O_t＝σ(W₀·[h_t-1，x_t]+b₀) (5)

h_t＝O_t·tanh(C_t) (6)

wherein, O_tIs the output of an output gate, W₀Is the weight, h_t-1Is the last momentOutput of (a), x_tIs the current input, b₀Is an offset, C_tIs a new memory cell.

Second part neural network prediction

The second type of information processing employs a CNN (convolutional neural network), which is a type of feed-forward neural network that includes convolution calculation and has a deep structure, and the overall structure mode is input-convolutional layer-pooling layer-full-connection layer-output. The function of the convolutional layer is to extract the characteristics of input data, the convolutional layer internally comprises a plurality of convolutional kernels, and each element forming the convolutional kernels corresponds to a weight coefficient and a deviation amount, and is similar to a neuron of a feedforward neural network. After the feature extraction is performed on the convolutional layer, the output feature map is transmitted to the pooling layer for feature selection and information filtering. The pooling layer comprises a preset pooling function, the function of the pooling function is to replace the result of a single point in the feature map with the feature map statistic of the adjacent area, and the model adopts L_PPooling, which is a type of pooling model developed by the inspired visual cortical inner-layer hierarchical structure, and is generally expressed in the form of:

in the formula (I), the compound is shown in the specification,

is the output of the pooling model, S₀Step length, (i, j) are pixels, p is a preset parameter, and the parameter p in the method is described by taking 1 as an example, that is, taking an average value in a pooling area, which is also called average pooling. The pooling layer is followed by a fully-connected layer, which in a convolutional neural network is equivalent to the hidden layer in a conventional feed-forward neural network. The fully-connected layer is located at the last part of the hidden layer of the convolutional neural network and only signals are transmitted to other fully-connected layers. The characteristic diagram loses a space topological structure in a full connection layer, is expanded into vectors and maps the vectors to an output end through an excitation function, and introduces a nonlinear factor, so that a neural network can arbitrarily approximate any nonlinear lineThe rod neural network can be applied to a plurality of nonlinear models to better fit gesture data through a linear function.
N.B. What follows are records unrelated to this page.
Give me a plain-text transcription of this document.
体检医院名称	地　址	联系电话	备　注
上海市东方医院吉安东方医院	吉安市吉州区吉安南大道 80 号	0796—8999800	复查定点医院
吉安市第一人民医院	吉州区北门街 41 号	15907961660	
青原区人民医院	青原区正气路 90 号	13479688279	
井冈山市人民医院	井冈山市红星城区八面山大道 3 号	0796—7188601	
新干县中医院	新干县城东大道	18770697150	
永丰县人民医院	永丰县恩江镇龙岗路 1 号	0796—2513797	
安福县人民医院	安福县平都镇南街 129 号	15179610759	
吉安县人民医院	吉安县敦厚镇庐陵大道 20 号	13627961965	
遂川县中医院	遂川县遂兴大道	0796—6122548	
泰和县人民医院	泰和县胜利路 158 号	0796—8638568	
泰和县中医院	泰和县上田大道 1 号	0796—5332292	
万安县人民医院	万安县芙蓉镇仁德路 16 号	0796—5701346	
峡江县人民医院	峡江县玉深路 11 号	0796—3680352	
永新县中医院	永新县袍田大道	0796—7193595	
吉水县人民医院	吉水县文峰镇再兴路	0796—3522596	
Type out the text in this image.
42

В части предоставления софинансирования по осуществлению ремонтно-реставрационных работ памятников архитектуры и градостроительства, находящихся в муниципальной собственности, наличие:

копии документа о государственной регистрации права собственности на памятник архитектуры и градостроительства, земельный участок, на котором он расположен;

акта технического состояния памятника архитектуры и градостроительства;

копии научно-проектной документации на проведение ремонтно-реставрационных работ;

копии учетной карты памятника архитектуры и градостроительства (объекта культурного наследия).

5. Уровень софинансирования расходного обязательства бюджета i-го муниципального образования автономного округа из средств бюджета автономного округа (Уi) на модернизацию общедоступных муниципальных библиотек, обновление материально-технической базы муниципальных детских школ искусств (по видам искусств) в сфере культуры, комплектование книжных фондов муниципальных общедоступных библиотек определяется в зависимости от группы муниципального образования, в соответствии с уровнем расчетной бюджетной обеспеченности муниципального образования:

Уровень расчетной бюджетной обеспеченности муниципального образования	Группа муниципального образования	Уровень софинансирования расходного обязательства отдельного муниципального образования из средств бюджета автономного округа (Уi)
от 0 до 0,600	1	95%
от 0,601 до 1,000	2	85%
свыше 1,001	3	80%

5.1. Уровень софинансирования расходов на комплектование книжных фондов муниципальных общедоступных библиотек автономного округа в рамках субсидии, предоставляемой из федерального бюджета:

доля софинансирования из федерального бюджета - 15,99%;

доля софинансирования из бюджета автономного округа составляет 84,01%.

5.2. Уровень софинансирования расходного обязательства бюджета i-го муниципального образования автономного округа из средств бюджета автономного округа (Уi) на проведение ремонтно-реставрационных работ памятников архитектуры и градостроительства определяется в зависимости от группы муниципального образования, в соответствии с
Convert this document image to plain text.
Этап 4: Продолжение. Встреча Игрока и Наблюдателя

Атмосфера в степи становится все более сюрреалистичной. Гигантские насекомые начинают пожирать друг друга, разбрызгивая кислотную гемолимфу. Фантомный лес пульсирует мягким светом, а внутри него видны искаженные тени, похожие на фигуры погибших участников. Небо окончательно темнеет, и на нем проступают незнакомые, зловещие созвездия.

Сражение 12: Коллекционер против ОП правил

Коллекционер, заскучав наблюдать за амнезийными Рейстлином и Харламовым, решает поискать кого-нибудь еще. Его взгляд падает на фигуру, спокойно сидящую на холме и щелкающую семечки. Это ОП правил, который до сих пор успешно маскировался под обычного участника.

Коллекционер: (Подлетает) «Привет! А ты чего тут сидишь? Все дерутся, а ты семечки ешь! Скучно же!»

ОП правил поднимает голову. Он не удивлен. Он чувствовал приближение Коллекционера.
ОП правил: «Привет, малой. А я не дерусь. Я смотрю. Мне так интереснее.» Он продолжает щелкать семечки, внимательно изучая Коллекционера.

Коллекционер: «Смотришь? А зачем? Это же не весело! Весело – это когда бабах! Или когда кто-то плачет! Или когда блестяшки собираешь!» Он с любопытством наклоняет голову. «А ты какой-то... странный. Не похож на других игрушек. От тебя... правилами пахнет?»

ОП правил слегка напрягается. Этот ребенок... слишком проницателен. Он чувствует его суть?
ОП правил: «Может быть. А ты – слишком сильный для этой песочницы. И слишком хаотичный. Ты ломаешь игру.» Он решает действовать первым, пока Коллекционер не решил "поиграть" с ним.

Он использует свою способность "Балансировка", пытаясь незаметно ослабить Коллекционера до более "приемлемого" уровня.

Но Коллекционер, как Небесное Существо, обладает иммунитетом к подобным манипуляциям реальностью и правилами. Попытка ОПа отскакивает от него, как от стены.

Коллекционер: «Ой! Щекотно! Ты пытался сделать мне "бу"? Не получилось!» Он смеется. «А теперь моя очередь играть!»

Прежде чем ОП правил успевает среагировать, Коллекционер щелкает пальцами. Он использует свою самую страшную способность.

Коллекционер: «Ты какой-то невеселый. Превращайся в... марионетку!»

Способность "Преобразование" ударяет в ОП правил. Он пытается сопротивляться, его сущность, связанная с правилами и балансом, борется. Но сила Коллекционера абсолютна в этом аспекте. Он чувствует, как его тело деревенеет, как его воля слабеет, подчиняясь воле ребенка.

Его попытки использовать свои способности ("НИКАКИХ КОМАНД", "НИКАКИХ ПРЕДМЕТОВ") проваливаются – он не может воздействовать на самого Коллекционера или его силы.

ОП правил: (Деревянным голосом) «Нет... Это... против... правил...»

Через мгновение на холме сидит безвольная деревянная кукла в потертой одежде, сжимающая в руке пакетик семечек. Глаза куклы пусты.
The CNN model and the LSTM model are obtained by pre-training in advance, and data of the pre-training model is data of a user in a suspended state by adopting a standard typing method. The two types of models output a probability matrix, the output of the CNN model is set as a probability matrix x, the output of the LSTM model is set as a probability matrix y, corresponding elements of four matrixes of the four types of data are weighted in an average manner to obtain a final prediction matrix z of the neural network, and z characters corresponding to the maximum probability are selected as output. The first type is that IMU and myoelectric information of data glove data adopt LSTM model, the second type is that deformation information of data glove and image information of binocular camera adopt CNN model, so each kind of data corresponds to a matrix. IMU data is output as a probability matrix y1 through an LSTM model, electromyographic data is output as a probability matrix y2 through the LSTM model, deformation data is output as a probability matrix x1 through a CNN model, and image data is output as a probability matrix x2 through the CNN model. And (4) carrying out average weighting on corresponding elements of four matrixes of the four data to obtain a final prediction matrix z of the neural network.

z is a x1+ b x2+ c y1+ d y 2. Where a, b, c, d, 1/4 are the average weighted weights.

Third part fuzzy-conscious reasoning

The main principle of the part is to utilize the prior knowledge and regularity of the pinyin of the Chinese characters, namely in the pinyin of the Chinese characters, the letters next following each letter are limited, and the probability of the occurrence of other letters is 0.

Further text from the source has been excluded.